Artistic association

He was a member of the Bay Area Figurative Movement: a group of San Francisco Bay Area artists in the 1950s and 1960s who sought a return to figurative painting as a reaction to non-objective abstract painting. Other Bay Area Figurative School artists include Richard Diebenkorn, David Park, Elmer Bischoff, and later, Joan Brown, and Manuel Neri. Oliveira is also known as an outstanding printmaker who has executed many unique works in the monotype medium.
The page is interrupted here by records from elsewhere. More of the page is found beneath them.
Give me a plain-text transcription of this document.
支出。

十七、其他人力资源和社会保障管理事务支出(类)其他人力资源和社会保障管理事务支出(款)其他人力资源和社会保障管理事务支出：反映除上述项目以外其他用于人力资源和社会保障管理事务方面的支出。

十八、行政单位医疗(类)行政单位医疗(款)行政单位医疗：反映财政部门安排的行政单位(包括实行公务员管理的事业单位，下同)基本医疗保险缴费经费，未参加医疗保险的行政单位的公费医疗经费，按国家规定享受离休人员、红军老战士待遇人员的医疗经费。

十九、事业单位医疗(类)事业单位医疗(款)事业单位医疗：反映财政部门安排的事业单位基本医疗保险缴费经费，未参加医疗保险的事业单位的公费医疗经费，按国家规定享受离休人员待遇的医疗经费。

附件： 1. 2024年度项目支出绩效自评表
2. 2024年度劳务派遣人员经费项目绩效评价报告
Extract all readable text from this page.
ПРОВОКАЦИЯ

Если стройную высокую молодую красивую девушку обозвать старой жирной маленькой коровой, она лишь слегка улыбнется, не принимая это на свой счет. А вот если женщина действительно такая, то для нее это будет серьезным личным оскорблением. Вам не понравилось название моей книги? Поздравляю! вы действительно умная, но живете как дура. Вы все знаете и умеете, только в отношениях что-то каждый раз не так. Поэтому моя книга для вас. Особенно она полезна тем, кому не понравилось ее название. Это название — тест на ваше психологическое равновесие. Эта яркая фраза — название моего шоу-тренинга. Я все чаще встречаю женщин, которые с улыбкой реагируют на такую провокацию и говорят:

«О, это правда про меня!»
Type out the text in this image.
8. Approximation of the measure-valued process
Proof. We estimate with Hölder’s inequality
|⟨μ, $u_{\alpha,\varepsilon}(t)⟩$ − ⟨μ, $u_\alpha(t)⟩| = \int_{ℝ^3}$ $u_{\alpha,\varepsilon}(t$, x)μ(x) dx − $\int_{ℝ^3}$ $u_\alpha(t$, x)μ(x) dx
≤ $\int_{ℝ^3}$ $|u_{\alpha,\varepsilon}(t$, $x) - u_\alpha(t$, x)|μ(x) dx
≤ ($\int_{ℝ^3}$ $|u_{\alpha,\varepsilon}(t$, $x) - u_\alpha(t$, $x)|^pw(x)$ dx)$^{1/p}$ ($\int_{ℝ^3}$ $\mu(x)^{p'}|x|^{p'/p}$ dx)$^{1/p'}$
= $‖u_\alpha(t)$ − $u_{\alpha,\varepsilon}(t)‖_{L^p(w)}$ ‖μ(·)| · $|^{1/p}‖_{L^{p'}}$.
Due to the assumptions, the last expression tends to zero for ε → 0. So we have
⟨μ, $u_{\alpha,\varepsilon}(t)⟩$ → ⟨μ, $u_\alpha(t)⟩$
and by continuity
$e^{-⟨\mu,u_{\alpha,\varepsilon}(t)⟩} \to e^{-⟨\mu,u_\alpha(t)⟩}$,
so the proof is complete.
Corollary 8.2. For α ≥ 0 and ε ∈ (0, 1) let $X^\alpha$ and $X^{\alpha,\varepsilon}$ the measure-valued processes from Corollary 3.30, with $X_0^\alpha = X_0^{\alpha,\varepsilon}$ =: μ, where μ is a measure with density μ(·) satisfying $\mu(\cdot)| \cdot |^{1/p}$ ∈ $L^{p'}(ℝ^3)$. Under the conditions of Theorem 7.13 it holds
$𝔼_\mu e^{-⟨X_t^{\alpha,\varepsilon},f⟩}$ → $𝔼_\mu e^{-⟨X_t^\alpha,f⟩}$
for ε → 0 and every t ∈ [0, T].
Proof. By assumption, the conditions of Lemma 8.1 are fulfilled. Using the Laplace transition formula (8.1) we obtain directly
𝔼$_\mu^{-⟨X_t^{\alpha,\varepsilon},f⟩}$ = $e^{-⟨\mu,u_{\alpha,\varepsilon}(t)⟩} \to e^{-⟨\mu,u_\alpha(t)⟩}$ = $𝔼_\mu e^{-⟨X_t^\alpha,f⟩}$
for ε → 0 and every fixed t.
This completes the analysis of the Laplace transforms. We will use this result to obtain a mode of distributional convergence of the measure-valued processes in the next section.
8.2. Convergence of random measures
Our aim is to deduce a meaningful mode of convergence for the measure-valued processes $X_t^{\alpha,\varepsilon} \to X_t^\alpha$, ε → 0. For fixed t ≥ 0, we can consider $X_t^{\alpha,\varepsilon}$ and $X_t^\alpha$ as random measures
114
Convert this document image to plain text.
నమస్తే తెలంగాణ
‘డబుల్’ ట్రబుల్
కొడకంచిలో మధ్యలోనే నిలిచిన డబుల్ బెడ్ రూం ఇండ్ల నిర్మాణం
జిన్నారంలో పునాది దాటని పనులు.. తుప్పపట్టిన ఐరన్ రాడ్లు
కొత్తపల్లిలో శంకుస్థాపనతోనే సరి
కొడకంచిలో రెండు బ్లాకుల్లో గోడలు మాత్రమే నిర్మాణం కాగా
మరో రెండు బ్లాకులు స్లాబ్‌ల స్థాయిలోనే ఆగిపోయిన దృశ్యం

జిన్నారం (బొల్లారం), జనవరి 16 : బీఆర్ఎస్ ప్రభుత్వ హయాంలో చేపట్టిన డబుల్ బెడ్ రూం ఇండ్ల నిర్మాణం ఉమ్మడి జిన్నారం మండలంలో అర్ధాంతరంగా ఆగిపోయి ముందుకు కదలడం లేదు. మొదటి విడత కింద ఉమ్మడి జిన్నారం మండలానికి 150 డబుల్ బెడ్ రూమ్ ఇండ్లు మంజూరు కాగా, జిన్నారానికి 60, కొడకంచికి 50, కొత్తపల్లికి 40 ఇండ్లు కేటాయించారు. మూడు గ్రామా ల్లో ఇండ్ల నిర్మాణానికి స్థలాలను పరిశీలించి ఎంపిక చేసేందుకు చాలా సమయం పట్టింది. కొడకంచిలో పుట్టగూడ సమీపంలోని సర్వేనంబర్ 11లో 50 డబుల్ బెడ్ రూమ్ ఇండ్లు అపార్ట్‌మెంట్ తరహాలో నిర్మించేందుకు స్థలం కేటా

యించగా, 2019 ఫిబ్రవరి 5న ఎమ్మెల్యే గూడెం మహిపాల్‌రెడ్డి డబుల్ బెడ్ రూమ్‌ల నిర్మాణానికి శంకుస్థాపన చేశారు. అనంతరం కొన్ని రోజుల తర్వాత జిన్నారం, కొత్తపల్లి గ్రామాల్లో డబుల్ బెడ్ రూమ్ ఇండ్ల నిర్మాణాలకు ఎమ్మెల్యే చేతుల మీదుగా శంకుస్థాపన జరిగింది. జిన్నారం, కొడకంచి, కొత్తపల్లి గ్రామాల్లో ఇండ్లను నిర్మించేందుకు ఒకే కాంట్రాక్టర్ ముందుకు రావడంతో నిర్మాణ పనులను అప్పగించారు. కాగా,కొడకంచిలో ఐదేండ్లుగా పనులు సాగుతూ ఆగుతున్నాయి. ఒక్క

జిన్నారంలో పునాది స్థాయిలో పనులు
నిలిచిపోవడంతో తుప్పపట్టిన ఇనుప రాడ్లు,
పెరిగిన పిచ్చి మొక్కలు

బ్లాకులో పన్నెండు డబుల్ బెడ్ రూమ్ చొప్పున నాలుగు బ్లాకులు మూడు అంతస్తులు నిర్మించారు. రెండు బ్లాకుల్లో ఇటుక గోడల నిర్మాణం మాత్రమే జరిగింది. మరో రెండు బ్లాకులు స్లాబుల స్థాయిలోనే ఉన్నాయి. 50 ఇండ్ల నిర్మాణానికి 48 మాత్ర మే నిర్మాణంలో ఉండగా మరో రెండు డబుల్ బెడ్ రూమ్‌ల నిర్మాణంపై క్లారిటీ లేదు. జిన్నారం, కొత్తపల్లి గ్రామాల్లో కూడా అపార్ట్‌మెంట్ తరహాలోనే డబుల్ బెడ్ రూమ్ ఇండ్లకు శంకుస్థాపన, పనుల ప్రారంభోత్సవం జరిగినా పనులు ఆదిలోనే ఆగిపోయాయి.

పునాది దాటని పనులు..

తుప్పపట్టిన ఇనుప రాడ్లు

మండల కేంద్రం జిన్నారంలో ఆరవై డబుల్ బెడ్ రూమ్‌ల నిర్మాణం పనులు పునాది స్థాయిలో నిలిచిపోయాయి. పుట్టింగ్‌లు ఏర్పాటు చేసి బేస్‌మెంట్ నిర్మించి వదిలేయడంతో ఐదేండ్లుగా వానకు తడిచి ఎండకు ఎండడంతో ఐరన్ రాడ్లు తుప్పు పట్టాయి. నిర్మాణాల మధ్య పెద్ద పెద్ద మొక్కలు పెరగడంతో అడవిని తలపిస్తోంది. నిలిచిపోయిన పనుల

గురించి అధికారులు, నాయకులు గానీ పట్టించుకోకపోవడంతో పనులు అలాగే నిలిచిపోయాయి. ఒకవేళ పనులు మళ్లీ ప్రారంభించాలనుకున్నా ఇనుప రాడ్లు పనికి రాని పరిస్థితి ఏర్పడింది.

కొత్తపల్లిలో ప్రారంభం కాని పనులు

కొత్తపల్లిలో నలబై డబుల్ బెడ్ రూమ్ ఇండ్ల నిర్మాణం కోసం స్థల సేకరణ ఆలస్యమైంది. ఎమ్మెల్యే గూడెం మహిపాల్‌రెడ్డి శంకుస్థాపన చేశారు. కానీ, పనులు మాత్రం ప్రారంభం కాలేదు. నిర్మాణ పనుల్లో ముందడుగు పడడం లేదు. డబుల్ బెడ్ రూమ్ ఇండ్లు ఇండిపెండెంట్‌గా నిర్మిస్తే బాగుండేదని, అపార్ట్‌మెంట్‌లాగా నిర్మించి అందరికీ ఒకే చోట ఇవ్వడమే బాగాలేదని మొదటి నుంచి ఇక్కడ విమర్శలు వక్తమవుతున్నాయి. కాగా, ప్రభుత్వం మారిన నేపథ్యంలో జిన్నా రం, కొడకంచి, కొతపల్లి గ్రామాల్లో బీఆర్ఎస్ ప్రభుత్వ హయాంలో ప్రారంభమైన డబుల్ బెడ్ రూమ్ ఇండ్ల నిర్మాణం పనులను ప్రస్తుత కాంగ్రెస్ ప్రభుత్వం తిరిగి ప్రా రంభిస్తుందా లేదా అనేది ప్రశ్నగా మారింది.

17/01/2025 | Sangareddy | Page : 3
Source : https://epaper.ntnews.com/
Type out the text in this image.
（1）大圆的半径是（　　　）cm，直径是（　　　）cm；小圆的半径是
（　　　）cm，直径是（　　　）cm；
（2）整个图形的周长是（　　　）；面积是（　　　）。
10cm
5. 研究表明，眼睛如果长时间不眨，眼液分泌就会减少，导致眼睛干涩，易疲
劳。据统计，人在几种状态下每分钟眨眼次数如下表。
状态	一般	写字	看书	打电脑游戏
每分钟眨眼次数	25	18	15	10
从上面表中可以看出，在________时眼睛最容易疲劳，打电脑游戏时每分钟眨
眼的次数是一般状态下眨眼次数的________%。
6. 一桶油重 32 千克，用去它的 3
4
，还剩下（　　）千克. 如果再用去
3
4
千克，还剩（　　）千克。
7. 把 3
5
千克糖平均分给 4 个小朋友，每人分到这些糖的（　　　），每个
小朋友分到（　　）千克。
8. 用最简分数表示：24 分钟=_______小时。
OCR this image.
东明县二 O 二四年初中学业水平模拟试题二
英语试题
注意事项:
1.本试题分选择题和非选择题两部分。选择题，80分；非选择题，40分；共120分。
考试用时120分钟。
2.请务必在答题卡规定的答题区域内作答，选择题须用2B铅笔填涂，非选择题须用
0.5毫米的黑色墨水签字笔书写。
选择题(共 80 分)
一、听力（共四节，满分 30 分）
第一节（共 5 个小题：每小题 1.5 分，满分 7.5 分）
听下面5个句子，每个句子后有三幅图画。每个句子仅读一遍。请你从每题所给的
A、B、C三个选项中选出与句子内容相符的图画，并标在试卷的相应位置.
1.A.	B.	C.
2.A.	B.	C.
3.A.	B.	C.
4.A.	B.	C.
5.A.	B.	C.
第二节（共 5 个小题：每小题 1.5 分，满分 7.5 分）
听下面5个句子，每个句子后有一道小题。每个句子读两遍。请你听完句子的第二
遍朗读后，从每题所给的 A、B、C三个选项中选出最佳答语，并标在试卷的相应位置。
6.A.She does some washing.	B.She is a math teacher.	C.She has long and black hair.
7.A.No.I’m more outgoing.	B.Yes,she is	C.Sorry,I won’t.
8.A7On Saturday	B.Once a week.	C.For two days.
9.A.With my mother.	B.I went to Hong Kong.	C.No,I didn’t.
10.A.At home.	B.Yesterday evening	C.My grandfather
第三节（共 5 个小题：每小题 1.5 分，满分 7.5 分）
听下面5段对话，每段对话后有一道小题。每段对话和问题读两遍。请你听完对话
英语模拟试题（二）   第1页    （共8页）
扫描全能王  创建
He has exhibited his paintings in museums and galleries throughout the world.

Recent work

Oliveira was most recently at work on a series of paintings inspired the by Gerard Manley Hopkins poem "The Windhover," a work which he had hoped would be permanently housed at a contemplative center planned for Stanford University and may still be.

Nathan was one of four artist in the "Ashes to Life - A Portuguese American Story in Art", which was published in English and Portuguese for the exhibit of the same name with artists Mel Ramos, Joao de Brito and John Matos in 2008.

Death

Nathan Oliveira died at his home in Stanford, California on November 13, 2010.

References

  1. ^ Baker, Kenneth (November 19, 2010) "Nathan Oliveria - Giant on Bay Area Art Scene." San Francisco Chronicle.